Date: Wed, 25 Apr 2007 22:50:39 -0400
Reply-To: "Howard Schreier <hs AT dc-sug DOT org>" <nospam@HOWLES.COM>
Sender: "SAS(r) Discussion" <SAS-L@LISTSERV.UGA.EDU>
From: "Howard Schreier <hs AT dc-sug DOT org>" <nospam@HOWLES.COM>
Subject: Re: OT: Chance to Make SAS-L History: Did You Know That...
Content-Type: text/plain; charset=ISO-8859-1
On Wed, 25 Apr 2007 14:52:10 -0400, Paul St Louis <pstloui@DOT.STATE.TX.US>
wrote:
>Did you know that you can subset obs using Proc Format? Who woulda thunk.
>
>Data set SMALL
>Obs ID
>1 2
>2 4
>3 5
>
>Data set LARGE
>Obs ID N
>1 1 1
>2 2 1
>3 2 2
>4 3 1
>5 3 2
>6 3 3
>7 4 1
>8 4 2
>9 4 3
>
>Use PROC FORMAT to create a temporary format that assigns all ID values in
>data set SMALL the same label. Then use a WHERE statement to subset
>observations from data set LARGE where the formatted value of ID equals
>that label. The format serves, in effect, as a “lookup table.” For example:
>
>proc format;
>value $key '2','4','5' = 'Y'
>other = 'N' ;
>run;
Even better, use the CNTLIN= option to create the format from SMALL, instead
of manually transcribing values into a VALUE statement.
>
>data subset;
>set large;
>where put(id,$key.) = 'Y' ;
>run;
>
>Use PROC FORMAT to create a temporary character format named $KEY. The
>values ‘2’, ‘4’, and ‘5’ will be formatted as ‘Y’. All other values will be
>formatted as ‘N’.
>
>Create data set SUBSET with the DATA statement.
>
>Read observations from data set LARGE with the SET statement.
>Load only those observations where the value of ID, formatted with $KEY.

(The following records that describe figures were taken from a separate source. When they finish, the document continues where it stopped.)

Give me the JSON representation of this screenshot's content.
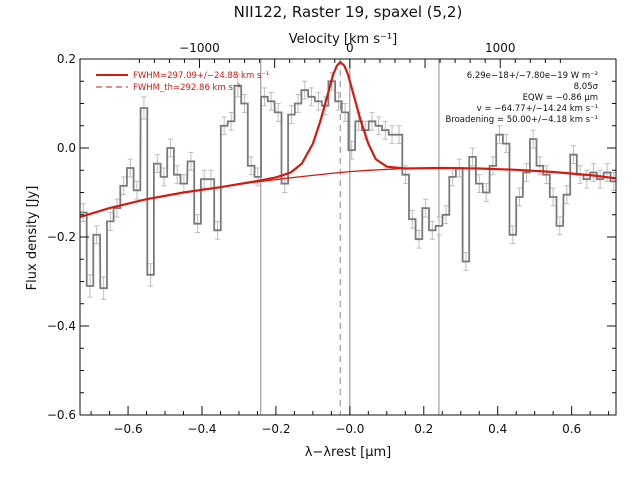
{
  "chart_data": {
    "type": "line",
    "title": "NII122, Raster 19, spaxel (5,2)",
    "xlabel": "λ−λrest [μm]",
    "ylabel": "Flux density [Jy]",
    "top_axis_label": "Velocity [km s⁻¹]",
    "xlim": [
      -0.73,
      0.72
    ],
    "ylim": [
      -0.6,
      0.2
    ],
    "x_ticks": [
      -0.6,
      -0.4,
      -0.2,
      0.0,
      0.2,
      0.4,
      0.6
    ],
    "x_tick_labels": [
      "−0.6",
      "−0.4",
      "−0.2",
      "−0.0",
      "0.2",
      "0.4",
      "0.6"
    ],
    "y_ticks": [
      -0.6,
      -0.4,
      -0.2,
      0.0,
      0.2
    ],
    "y_tick_labels": [
      "−0.6",
      "−0.4",
      "−0.2",
      "0.0",
      "0.2"
    ],
    "top_ticks_um": [
      -0.4068,
      0.0,
      0.4068
    ],
    "top_tick_labels": [
      "−1000",
      "0",
      "1000"
    ],
    "vertical_lines_solid": [
      -0.241,
      0.0,
      0.241
    ],
    "vertical_line_dashed": -0.026,
    "legend": [
      {
        "label": "FWHM=297.09+/−24.88 km s⁻¹",
        "style": "solid",
        "color": "#d41a10"
      },
      {
        "label": "FWHM_th=292.86 km s⁻¹",
        "style": "dashed",
        "color": "#d41a10"
      }
    ],
    "annotations": [
      "6.29e−18+/−7.80e−19 W m⁻²",
      "8.05σ",
      "EQW = −0.86 μm",
      "v = −64.77+/−14.24 km s⁻¹",
      "Broadening = 50.00+/−4.18 km s⁻¹"
    ],
    "series": [
      {
        "style": "steps",
        "color": "#7a7a7a",
        "x": [
          -0.721,
          -0.703,
          -0.685,
          -0.666,
          -0.648,
          -0.63,
          -0.612,
          -0.594,
          -0.576,
          -0.557,
          -0.539,
          -0.521,
          -0.503,
          -0.485,
          -0.467,
          -0.449,
          -0.43,
          -0.412,
          -0.394,
          -0.376,
          -0.358,
          -0.34,
          -0.321,
          -0.303,
          -0.285,
          -0.267,
          -0.249,
          -0.231,
          -0.213,
          -0.194,
          -0.176,
          -0.158,
          -0.14,
          -0.122,
          -0.104,
          -0.085,
          -0.067,
          -0.049,
          -0.031,
          -0.013,
          0.005,
          0.024,
          0.042,
          0.06,
          0.078,
          0.096,
          0.114,
          0.133,
          0.151,
          0.169,
          0.187,
          0.205,
          0.223,
          0.241,
          0.26,
          0.278,
          0.296,
          0.314,
          0.332,
          0.35,
          0.369,
          0.387,
          0.405,
          0.423,
          0.441,
          0.459,
          0.478,
          0.496,
          0.514,
          0.532,
          0.55,
          0.568,
          0.587,
          0.605,
          0.623,
          0.641,
          0.659,
          0.677,
          0.696,
          0.714
        ],
        "y": [
          -0.145,
          -0.31,
          -0.195,
          -0.315,
          -0.165,
          -0.135,
          -0.085,
          -0.045,
          -0.095,
          0.09,
          -0.285,
          -0.035,
          -0.065,
          0.0,
          -0.06,
          -0.08,
          -0.03,
          -0.17,
          -0.07,
          -0.07,
          -0.185,
          0.05,
          0.06,
          0.14,
          0.1,
          -0.04,
          -0.065,
          0.115,
          0.105,
          0.08,
          -0.08,
          0.075,
          0.1,
          0.13,
          0.115,
          0.105,
          0.095,
          0.15,
          0.105,
          0.08,
          -0.005,
          0.06,
          0.04,
          0.06,
          0.05,
          0.04,
          0.03,
          0.03,
          -0.06,
          -0.16,
          -0.205,
          -0.135,
          -0.185,
          -0.175,
          -0.15,
          -0.065,
          -0.045,
          -0.255,
          -0.02,
          -0.08,
          -0.1,
          -0.04,
          0.03,
          0.01,
          -0.195,
          -0.11,
          -0.055,
          0.02,
          -0.04,
          -0.06,
          -0.11,
          -0.175,
          -0.105,
          -0.015,
          -0.06,
          -0.07,
          -0.055,
          -0.07,
          -0.055,
          -0.075
        ],
        "errors": [
          0.02,
          0.025,
          0.02,
          0.025,
          0.02,
          0.02,
          0.02,
          0.02,
          0.02,
          0.025,
          0.025,
          0.02,
          0.02,
          0.02,
          0.02,
          0.02,
          0.02,
          0.02,
          0.02,
          0.02,
          0.02,
          0.02,
          0.02,
          0.025,
          0.02,
          0.02,
          0.02,
          0.02,
          0.02,
          0.02,
          0.02,
          0.02,
          0.02,
          0.02,
          0.02,
          0.02,
          0.02,
          0.02,
          0.02,
          0.02,
          0.02,
          0.02,
          0.02,
          0.02,
          0.02,
          0.02,
          0.02,
          0.02,
          0.02,
          0.02,
          0.02,
          0.02,
          0.02,
          0.02,
          0.02,
          0.02,
          0.02,
          0.02,
          0.02,
          0.02,
          0.02,
          0.02,
          0.02,
          0.02,
          0.02,
          0.02,
          0.02,
          0.02,
          0.02,
          0.02,
          0.02,
          0.02,
          0.02,
          0.02,
          0.02,
          0.02,
          0.02,
          0.02,
          0.02,
          0.02
        ]
      },
      {
        "style": "line",
        "color": "#d41a10",
        "width": 1.3,
        "x": [
          -0.73,
          -0.65,
          -0.55,
          -0.45,
          -0.35,
          -0.25,
          -0.15,
          -0.05,
          0.0,
          0.05,
          0.15,
          0.25,
          0.35,
          0.45,
          0.55,
          0.65,
          0.72
        ],
        "y": [
          -0.155,
          -0.135,
          -0.115,
          -0.1,
          -0.088,
          -0.076,
          -0.066,
          -0.057,
          -0.053,
          -0.05,
          -0.046,
          -0.045,
          -0.046,
          -0.049,
          -0.054,
          -0.061,
          -0.068
        ]
      },
      {
        "style": "line",
        "color": "#d41a10",
        "width": 2.2,
        "x": [
          -0.73,
          -0.65,
          -0.55,
          -0.45,
          -0.35,
          -0.25,
          -0.2,
          -0.16,
          -0.13,
          -0.1,
          -0.08,
          -0.06,
          -0.045,
          -0.035,
          -0.026,
          -0.015,
          -0.005,
          0.01,
          0.03,
          0.05,
          0.07,
          0.1,
          0.15,
          0.25,
          0.35,
          0.45,
          0.55,
          0.65,
          0.72
        ],
        "y": [
          -0.155,
          -0.135,
          -0.115,
          -0.1,
          -0.088,
          -0.074,
          -0.066,
          -0.055,
          -0.035,
          0.01,
          0.06,
          0.12,
          0.165,
          0.185,
          0.193,
          0.185,
          0.165,
          0.12,
          0.06,
          0.01,
          -0.025,
          -0.042,
          -0.046,
          -0.045,
          -0.046,
          -0.049,
          -0.054,
          -0.061,
          -0.068
        ]
      }
    ]
  }
}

>via the PUT function, equals ‘Y’ with the WHERE statement. Observations
>with ID values ‘2’, ‘4’, and ‘5’ are written to data set SUBSET.
>
>Excerpt from
>Subsetting Observations from Large SAS® Data Sets
>Christopher J. Bost, MDRC, New York, NY
>NESUG 2006
|